Since the FRAX tool has been calibrated and is commonly applied in Iran, we tried to combine it with two models, OPERA and OSTA to investigate the possibility of upgrading it,. The FRAX model consists of 11 clinical risk factors, OPERA consists of 5 clinical risk factors and OSTA consists of only 2 clinical risk factors of age and weight. After combining the FRAX-OPERA model, the number of risk factors increased to 12 and the sensitivity of FRAX increased from 78 to 85%. Besides, the false- negative number of the FRAX model was 160, which was reduced to 107 after the combination with OPERA, indicating that misdiagnosis of the disease would occur in a smaller number of real patients. Moreover, after the FRAX-OSTA combination, the number of the required risk factors was 11 and the sensitivity increased to 83%. False negatives were also reduced to 122. On the other hand, the combination of the OSTA-OPERA models also had only 5 clinical risk factors and had a sensitivity of 85%, which reduced the number of false negatives to 111. Therefore, combining both OPERA and OSTA models with the current FRAX model can be resulted in identifying high-risk populations for osteoporosis.

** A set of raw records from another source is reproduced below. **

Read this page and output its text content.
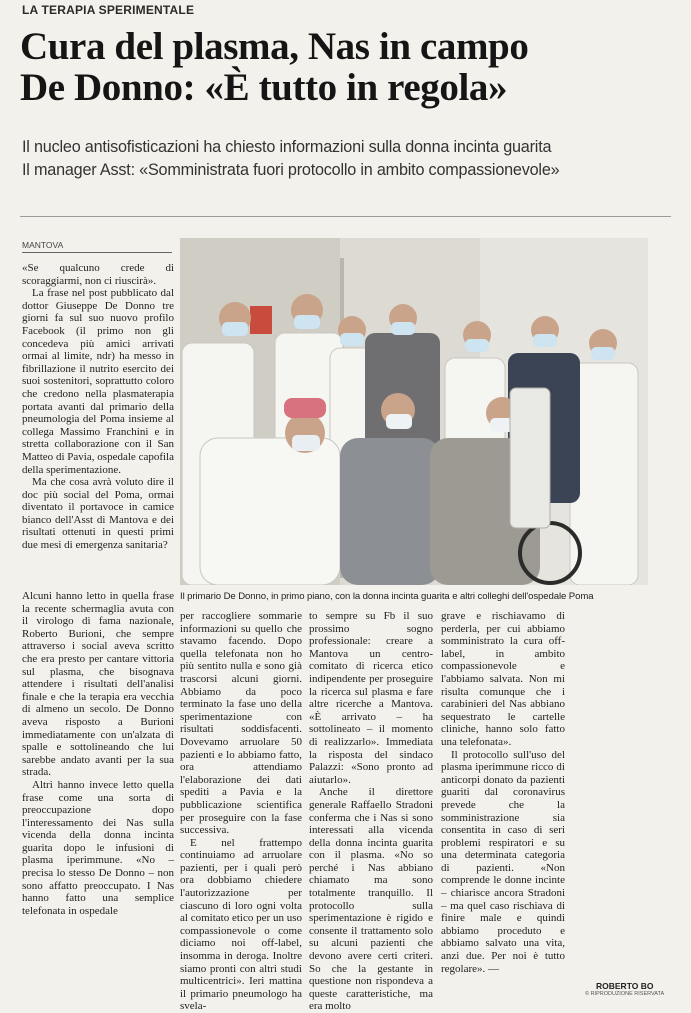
LA TERAPIA SPERIMENTALE
Cura del plasma, Nas in campo
De Donno: «È tutto in regola»
Il nucleo antisofisticazioni ha chiesto informazioni sulla donna incinta guarita
Il manager Asst: «Somministrata fuori protocollo in ambito compassionevole»
MANTOVA

«Se qualcuno crede di scoraggiarmi, non ci riuscirà».

La frase nel post pubblicato dal dottor Giuseppe De Donno tre giorni fa sul suo nuovo profilo Facebook (il primo non gli concedeva più amici arrivati ormai al limite, ndr) ha messo in fibrillazione il nutrito esercito dei suoi sostenitori, soprattutto coloro che credono nella plasmaterapia portata avanti dal primario della pneumologia del Poma insieme al collega Massimo Franchini e in stretta collaborazione con il San Matteo di Pavia, ospedale capofila della sperimentazione.

Ma che cosa avrà voluto dire il doc più social del Poma, ormai diventato il portavoce in camice bianco dell'Asst di Mantova e dei risultati ottenuti in questi primi due mesi di emergenza sanitaria?

Il primario De Donno, in primo piano, con la donna incinta guarita e altri colleghi dell'ospedale Poma

Alcuni hanno letto in quella frase la recente schermaglia avuta con il virologo di fama nazionale, Roberto Burioni, che sempre attraverso i social aveva scritto che era presto per cantare vittoria sul plasma, che bisognava attendere i risultati dell'analisi finale e che la terapia era vecchia di almeno un secolo. De Donno aveva risposto a Burioni immediatamente con un'alzata di spalle e sottolineando che lui sarebbe andato avanti per la sua strada.

Altri hanno invece letto quella frase come una sorta di preoccupazione dopo l'interessamento dei Nas sulla vicenda della donna incinta guarita dopo le infusioni di plasma iperimmune. «No – precisa lo stesso De Donno – non sono affatto preoccupato. I Nas hanno fatto una semplice telefonata in ospedale

per raccogliere sommarie informazioni su quello che stavamo facendo. Dopo quella telefonata non ho più sentito nulla e sono già trascorsi alcuni giorni. Abbiamo da poco terminato la fase uno della sperimentazione con risultati soddisfacenti. Dovevamo arruolare 50 pazienti e lo abbiamo fatto, ora attendiamo l'elaborazione dei dati spediti a Pavia e la pubblicazione scientifica per proseguire con la fase successiva.

E nel frattempo continuiamo ad arruolare pazienti, per i quali però ora dobbiamo chiedere l'autorizzazione per ciascuno di loro ogni volta al comitato etico per un uso compassionevole o come diciamo noi off-label, insomma in deroga. Inoltre siamo pronti con altri studi multicentrici». Ieri mattina il primario pneumologo ha svela-

to sempre su Fb il suo prossimo sogno professionale: creare a Mantova un centro-comitato di ricerca etico indipendente per proseguire la ricerca sul plasma e fare altre ricerche a Mantova. «È arrivato – ha sottolineato – il momento di realizzarlo». Immediata la risposta del sindaco Palazzi: «Sono pronto ad aiutarlo».

Anche il direttore generale Raffaello Stradoni conferma che i Nas si sono interessati alla vicenda della donna incinta guarita con il plasma. «No so perché i Nas abbiano chiamato ma sono totalmente tranquillo. Il protocollo sulla sperimentazione è rigido e consente il trattamento solo su alcuni pazienti che devono avere certi criteri. So che la gestante in questione non rispondeva a queste caratteristiche, ma era molto

grave e rischiavamo di perderla, per cui abbiamo somministrato la cura off-label, in ambito compassionevole e l'abbiamo salvata. Non mi risulta comunque che i carabinieri del Nas abbiano sequestrato le cartelle cliniche, hanno solo fatto una telefonata».

Il protocollo sull'uso del plasma iperimmune ricco di anticorpi donato da pazienti guariti dal coronavirus prevede che la somministrazione sia consentita in caso di seri problemi respiratori e su una determinata categoria di pazienti. «Non comprende le donne incinte – chiarisce ancora Stradoni – ma quel caso rischiava di finire male e quindi abbiamo proceduto e abbiamo salvato una vita, anzi due. Per noi è tutto regolare». —

ROBERTO BO
© RIPRODUZIONE RISERVATA
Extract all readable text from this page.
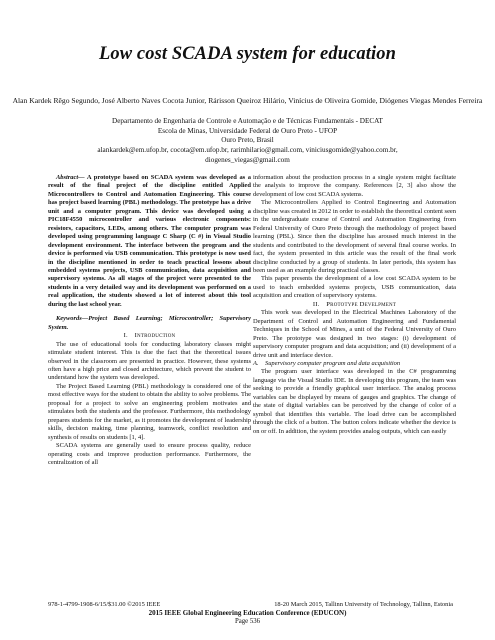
Low cost SCADA system for education
Alan Kardek Rêgo Segundo, José Alberto Naves Cocota Junior, Rárisson Queiroz Hilário, Vinícius de Oliveira Gomide, Diógenes Viegas Mendes Ferreira
Departamento de Engenharia de Controle e Automação e de Técnicas Fundamentais - DECAT
Escola de Minas, Universidade Federal de Ouro Preto - UFOP
Ouro Preto, Brasil
alankardek@em.ufop.br, cocota@em.ufop.br, rarimhilario@gmail.com, viniciusgomide@yahoo.com.br,
diogenes_viegas@gmail.com

Abstract— A prototype based on SCADA system was developed as a result of the final project of the discipline entitled Applied Microcontrollers to Control and Automation Engineering. This course has project based learning (PBL) methodology. The prototype has a drive unit and a computer program. This device was developed using a PIC18F4550 microcontroller and various electronic components: resistors, capacitors, LEDs, among others. The computer program was developed using programming language C Sharp (C #) in Visual Studio development environment. The interface between the program and the device is performed via USB communication. This prototype is now used in the discipline mentioned in order to teach practical lessons about embedded systems projects, USB communication, data acquisition and supervisory systems. As all stages of the project were presented to the students in a very detailed way and its development was performed on a real application, the students showed a lot of interest about this tool during the last school year.

Keywords—Project Based Learning; Microcontroller; Supervisory System.

I. Introduction

The use of educational tools for conducting laboratory classes might stimulate student interest. This is due the fact that the theoretical issues observed in the classroom are presented in practice. However, these systems often have a high price and closed architecture, which prevent the student to understand how the system was developed.

The Project Based Learning (PBL) methodology is considered one of the most effective ways for the student to obtain the ability to solve problems. The proposal for a project to solve an engineering problem motivates and stimulates both the students and the professor. Furthermore, this methodology prepares students for the market, as it promotes the development of leadership skills, decision making, time planning, teamwork, conflict resolution and synthesis of results on students [1, 4].

SCADA systems are generally used to ensure process quality, reduce operating costs and improve production performance. Furthermore, the centralization of all

information about the production process in a single system might facilitate the analysis to improve the company. References [2, 3] also show the development of low cost SCADA systems.

The Microcontrollers Applied to Control Engineering and Automation discipline was created in 2012 in order to establish the theoretical content seen in the undergraduate course of Control and Automation Engineering from Federal University of Ouro Preto through the methodology of project based learning (PBL). Since then the discipline has aroused much interest in the students and contributed to the development of several final course works. In fact, the system presented in this article was the result of the final work discipline conducted by a group of students. In later periods, this system has been used as an example during practical classes.

This paper presents the development of a low cost SCADA system to be used to teach embedded systems projects, USB communication, data acquisition and creation of supervisory systems.

II. Prototype Develpment

This work was developed in the Electrical Machines Laboratory of the Department of Control and Automation Engineering and Fundamental Techniques in the School of Mines, a unit of the Federal University of Ouro Preto. The prototype was designed in two stages: (i) development of supervisory computer program and data acquisition; and (ii) development of a drive unit and interface device.

A. Supervisory computer program and data acquisition

The program user interface was developed in the C# programming language via the Visual Studio IDE. In developing this program, the team was seeking to provide a friendly graphical user interface. The analog process variables can be displayed by means of gauges and graphics. The change of the state of digital variables can be perceived by the change of color of a symbol that identifies this variable. The load drive can be accomplished through the click of a button. The button colors indicate whether the device is on or off. In addition, the system provides analog outputs, which can easily

978-1-4799-1908-6/15/$31.00 ©2015 IEEE	18-20 March 2015, Tallinn University of Technology, Tallinn, Estonia
2015 IEEE Global Engineering Education Conference (EDUCON)
Page 536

The present study was performed in a large population of postmenopausal women, and it was the first study that evaluated different osteoporosis/fracture risk assessment tools among Iranian population. However, there were some limitations regarding this study. As it was perfomed in population of a specific geographical rigion, the reults may not be possible to generalize to all Iranian women. Nevertheless, this study continues to add to the knowledge of a risk assessment tool suitable for the Iranian postmenopausal women. Further studies using larger, and population-based data may develop different models and calculate external validation.

Conclusion

In conclusion, it was observed that FRAX (model with 11 simple variables) and OPERA (model with 5 simple variables) had the best performance among the study population. Moreover, after combining the models, the performance of each model was improved.